If $T$ is exponential with mean $\theta$, then a pivot for $\theta$ is simply $\frac{T}{\theta}\sim \mathsf{Exp}(1)$, or equivalently $\frac2{\theta} T \sim \chi^2_2$.

Suppose $\chi^2_{0.05,2}$ is the $0.95$th quantile of a $\chi^2_2$ distribution.

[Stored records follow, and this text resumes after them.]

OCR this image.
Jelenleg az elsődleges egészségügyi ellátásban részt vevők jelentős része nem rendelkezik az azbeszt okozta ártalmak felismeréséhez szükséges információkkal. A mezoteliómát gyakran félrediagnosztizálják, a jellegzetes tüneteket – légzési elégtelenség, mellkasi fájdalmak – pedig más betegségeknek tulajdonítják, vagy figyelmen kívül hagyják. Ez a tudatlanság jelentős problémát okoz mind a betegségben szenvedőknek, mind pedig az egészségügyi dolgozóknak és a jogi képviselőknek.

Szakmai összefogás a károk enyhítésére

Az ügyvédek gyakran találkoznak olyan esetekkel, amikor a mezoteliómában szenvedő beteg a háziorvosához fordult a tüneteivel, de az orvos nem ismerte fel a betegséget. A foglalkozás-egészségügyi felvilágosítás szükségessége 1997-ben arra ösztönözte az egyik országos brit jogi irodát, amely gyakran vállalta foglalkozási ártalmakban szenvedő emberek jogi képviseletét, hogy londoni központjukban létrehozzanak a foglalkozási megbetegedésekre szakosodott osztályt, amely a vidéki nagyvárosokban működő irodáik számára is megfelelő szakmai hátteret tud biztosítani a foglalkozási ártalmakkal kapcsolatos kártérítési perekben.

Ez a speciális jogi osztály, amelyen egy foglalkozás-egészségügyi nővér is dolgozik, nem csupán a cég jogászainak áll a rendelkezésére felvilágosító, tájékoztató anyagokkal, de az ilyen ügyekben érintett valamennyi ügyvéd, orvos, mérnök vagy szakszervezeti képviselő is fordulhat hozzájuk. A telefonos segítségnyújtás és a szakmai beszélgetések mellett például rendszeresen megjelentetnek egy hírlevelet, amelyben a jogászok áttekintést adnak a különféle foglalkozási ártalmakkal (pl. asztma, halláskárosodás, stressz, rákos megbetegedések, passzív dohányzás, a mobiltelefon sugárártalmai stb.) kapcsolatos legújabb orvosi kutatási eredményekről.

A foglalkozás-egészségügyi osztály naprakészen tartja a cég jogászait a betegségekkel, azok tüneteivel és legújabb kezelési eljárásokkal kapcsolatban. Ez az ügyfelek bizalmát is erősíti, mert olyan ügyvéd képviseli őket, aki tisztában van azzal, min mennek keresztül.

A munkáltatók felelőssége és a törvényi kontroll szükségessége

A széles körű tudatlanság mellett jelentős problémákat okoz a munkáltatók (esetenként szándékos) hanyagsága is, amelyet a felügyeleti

Then for every $\theta>0$, $$P_{\theta}\left(\frac2{\theta} T< \chi^2_{0.05,2}\right)=1-P_{\theta}\left(\frac2{\theta} T>\chi^2_{0.05,2}\right)=1-0.05=0.95$$

That is, $$P_{\theta}\left(\theta>\frac{2T}{\chi^2_{0.05,2}}\right)=0.95\quad,\,\forall\,\theta$$

Looking at a chi-square table, I find $\chi^2_{0.05,2}\approx 5.991$.

So a $95\%$ confidence interval for $\theta$ based on the data is approximately $(333.834,\infty)$.